If any of these checks failed (large? slow? unreliable?) the primary course of action is to A) make sure that your server responds with UDP truncation, when its response exceeds the requested UDP buffer size and B) that it can handle the TCP query retry which will follow. Several tools can help you diagnose DNS reliability issues:

If any errors or warnings are revealed by these tools, be sure to address them.

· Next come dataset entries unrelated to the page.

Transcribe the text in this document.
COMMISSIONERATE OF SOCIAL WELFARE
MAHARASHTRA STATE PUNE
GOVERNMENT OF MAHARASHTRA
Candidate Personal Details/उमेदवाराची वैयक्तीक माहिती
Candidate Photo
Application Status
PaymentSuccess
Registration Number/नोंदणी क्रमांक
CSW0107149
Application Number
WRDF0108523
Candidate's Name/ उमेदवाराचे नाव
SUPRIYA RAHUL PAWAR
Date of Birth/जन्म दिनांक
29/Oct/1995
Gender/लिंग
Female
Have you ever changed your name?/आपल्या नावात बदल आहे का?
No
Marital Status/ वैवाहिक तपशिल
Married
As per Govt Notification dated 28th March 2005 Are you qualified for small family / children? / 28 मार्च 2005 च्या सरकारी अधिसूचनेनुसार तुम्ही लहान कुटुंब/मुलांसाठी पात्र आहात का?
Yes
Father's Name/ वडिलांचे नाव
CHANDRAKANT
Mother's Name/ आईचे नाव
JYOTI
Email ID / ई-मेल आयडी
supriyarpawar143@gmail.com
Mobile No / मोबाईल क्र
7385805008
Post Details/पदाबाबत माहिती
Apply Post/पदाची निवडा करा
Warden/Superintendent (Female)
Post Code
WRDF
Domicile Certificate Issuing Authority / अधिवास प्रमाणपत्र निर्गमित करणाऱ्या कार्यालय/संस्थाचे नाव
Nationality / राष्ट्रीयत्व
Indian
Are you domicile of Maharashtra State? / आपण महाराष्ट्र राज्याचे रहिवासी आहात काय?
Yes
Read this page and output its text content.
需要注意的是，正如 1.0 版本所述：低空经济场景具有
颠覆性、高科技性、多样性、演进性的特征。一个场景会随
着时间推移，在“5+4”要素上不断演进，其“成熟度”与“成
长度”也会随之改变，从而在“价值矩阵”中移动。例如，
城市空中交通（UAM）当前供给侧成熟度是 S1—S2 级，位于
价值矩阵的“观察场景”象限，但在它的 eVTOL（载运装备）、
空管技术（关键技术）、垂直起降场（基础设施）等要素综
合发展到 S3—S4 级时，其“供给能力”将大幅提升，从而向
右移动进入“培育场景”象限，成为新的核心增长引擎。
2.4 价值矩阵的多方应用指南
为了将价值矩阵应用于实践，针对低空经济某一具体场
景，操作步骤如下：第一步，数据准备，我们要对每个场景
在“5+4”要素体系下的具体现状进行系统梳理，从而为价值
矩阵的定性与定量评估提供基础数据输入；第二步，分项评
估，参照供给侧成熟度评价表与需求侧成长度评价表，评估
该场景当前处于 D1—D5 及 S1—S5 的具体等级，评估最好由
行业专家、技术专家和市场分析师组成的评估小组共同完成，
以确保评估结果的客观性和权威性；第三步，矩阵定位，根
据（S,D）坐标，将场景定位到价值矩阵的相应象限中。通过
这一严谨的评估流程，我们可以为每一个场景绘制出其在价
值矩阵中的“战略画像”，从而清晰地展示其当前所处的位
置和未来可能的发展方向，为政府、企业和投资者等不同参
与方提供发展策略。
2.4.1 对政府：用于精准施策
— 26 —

Also be sure to read all the other troubleshooting instructions on this site.

Step 5: Check whether other public resolvers resolve the domain

If you did not find any cause of the problem after following the steps above, run the following commands at a command prompt, replacing example.test. with the domain in question (and preserving the trailing dots):

Windows

nslookup example.test. resolver1.opendns.com.
nslookup example.test. dns.quad9.net.
nslookup example.test. one.one.one.one.

macOS or Linux

dig example.test. '@resolver1.opendns.com.'
dig example.test. '@dns.quad9.net.'
dig example.test. '@one.one.one.one.'

These commands use the DNS resolvers of OpenDNS, Quad9, and Cloudflare 1.1.1.1. If you get resolution failures from two of these as well as Google Public DNS, the problem is likely with the domain or its name servers.

If you get a successful result from more than one other public resolver, there may be a problem with Google Public DNS. If no similar problems have been reported for the domain (or its TLD) on the issue tracker, you should report the issue to us, including command output and diagnostic page text or screenshots in your report.